Dans quel monde sommes-nous coincés pour se réveiller soudainement, au Québec, en cet automne 2016, avec autant d’affaires d’espionnage de journalistes par la police?

Ce n’est pas encore la folie de la tristement célèbre Stasi (1950 à 1990), le service de police politique, de renseignements, d’espionnage et de contre-espionnage de la République démocratique allemande (RDA).

À l’époque de ce sinistre ministère de la Sécurité de l’État, dit Stasi, une grande partie des Allemands de l’est en était des informateurs. On parle même des membres de familles qui s’espionnaient les uns les autres pour le compte de l’État!

On n’est pas à l’époque de cet État dans l’État où la Stasi lisait en cachette pratiquement tout le courrier de ses citoyens et écoutait presque toutes leurs communications téléphoniques. Mais il y a de quoi devenir paranoïaque avec le nombre de journalistes, et non des moindres, qui ont été des cibles de la police depuis 2013: de La Presse, Patrick Lagacé, Denis Lessard et André Cédilot, du Journal de Montréal, Michaël Nguyen, Félix Séguin et Éric Thibault, de Radio-Canada, Alain Gravel, Marie-Maude Denis et Isabelle Richer, du 98,5 FM Monic Néron, ainsi que Fabrice de Pierrebourg, journaliste indépendant. Et si on remonte neuf ans en arrière, il faut ajouter les noms de Joël-Denis Bellavance et Gilles Toupin de La Presse.

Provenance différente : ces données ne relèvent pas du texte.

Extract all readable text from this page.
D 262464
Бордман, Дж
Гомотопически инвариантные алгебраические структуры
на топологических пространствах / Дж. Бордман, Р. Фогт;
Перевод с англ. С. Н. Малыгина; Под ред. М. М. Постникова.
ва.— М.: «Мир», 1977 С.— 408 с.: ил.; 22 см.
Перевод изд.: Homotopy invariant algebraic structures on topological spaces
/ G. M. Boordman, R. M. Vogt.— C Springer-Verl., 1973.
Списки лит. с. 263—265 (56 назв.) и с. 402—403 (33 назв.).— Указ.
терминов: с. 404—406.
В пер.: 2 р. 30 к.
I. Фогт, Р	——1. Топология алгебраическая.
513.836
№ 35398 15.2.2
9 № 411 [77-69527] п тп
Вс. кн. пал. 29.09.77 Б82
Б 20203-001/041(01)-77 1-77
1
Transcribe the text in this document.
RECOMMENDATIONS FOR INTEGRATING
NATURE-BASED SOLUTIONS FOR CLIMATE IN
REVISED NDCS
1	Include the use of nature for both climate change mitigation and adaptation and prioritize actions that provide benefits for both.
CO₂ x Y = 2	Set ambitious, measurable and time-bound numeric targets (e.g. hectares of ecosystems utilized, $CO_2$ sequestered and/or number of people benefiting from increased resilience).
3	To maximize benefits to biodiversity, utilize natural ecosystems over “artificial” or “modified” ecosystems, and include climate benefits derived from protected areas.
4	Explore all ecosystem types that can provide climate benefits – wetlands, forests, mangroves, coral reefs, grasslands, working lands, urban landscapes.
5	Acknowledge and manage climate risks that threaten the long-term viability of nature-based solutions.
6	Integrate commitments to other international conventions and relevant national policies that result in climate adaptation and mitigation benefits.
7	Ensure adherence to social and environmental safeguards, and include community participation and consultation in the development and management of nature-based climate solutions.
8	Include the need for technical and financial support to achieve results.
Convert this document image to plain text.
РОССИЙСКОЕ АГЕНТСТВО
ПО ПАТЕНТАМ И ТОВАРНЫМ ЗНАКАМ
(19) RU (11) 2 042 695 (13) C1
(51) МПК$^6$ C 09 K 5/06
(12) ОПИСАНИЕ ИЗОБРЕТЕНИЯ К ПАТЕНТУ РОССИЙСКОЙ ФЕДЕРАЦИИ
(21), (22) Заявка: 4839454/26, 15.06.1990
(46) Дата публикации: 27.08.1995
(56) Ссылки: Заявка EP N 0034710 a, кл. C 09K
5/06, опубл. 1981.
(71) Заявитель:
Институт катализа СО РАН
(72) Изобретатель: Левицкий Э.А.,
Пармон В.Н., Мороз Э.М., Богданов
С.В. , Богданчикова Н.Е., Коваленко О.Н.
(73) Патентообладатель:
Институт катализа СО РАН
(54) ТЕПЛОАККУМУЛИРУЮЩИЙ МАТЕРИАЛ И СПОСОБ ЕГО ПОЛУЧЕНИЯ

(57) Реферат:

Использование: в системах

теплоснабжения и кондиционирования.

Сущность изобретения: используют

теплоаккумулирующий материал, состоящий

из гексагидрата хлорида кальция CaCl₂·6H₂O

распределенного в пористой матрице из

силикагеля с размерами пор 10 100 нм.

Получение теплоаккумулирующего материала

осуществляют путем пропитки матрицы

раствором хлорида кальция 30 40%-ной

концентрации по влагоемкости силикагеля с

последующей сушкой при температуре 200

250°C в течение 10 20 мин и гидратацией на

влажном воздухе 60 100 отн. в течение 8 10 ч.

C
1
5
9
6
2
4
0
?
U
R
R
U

Depuis 2007, plus d’une dizaine de journalistes ont fait l’objet d’une forme de surveillance ou d’espionnage par l’un de nos différents corps de police, le Service de police de la ville de Montréal (SPVM), la Sûreté du Québec (SQ), la Gendarmerie royale du Canada (GRC) et (possiblement?) le Service canadien du renseignement de sécurité (SCRS).

On n’est pas encore rendu au contrôle massif de la population par la police, mais il y a de quoi semer le doute dans l’esprit du plus stoïque des citoyens, car ce qu’on a découvert n’est que la partie émergée de l’iceberg.

Ajouter à cette paranoïa l’accumulation des scandales politiques dans lesquels s’est empêtré le Québec depuis une décennie, notamment le programme de commandites et les activités publicitaires du Canada au Québec (Commission Gomery en 2004-2005), le processus de nomination des juges de la Cour du Québec, des cours municipales et des membres du Tribunal administratif du Québec (Commission Bastarache en 2010-2011) et la gestion des contrats publics dans l’industrie de la construction (Commission Charbonneau en 2011-2015), et il ne manquerait pas beaucoup de pièces au puzzle d’un État policier et corrompu.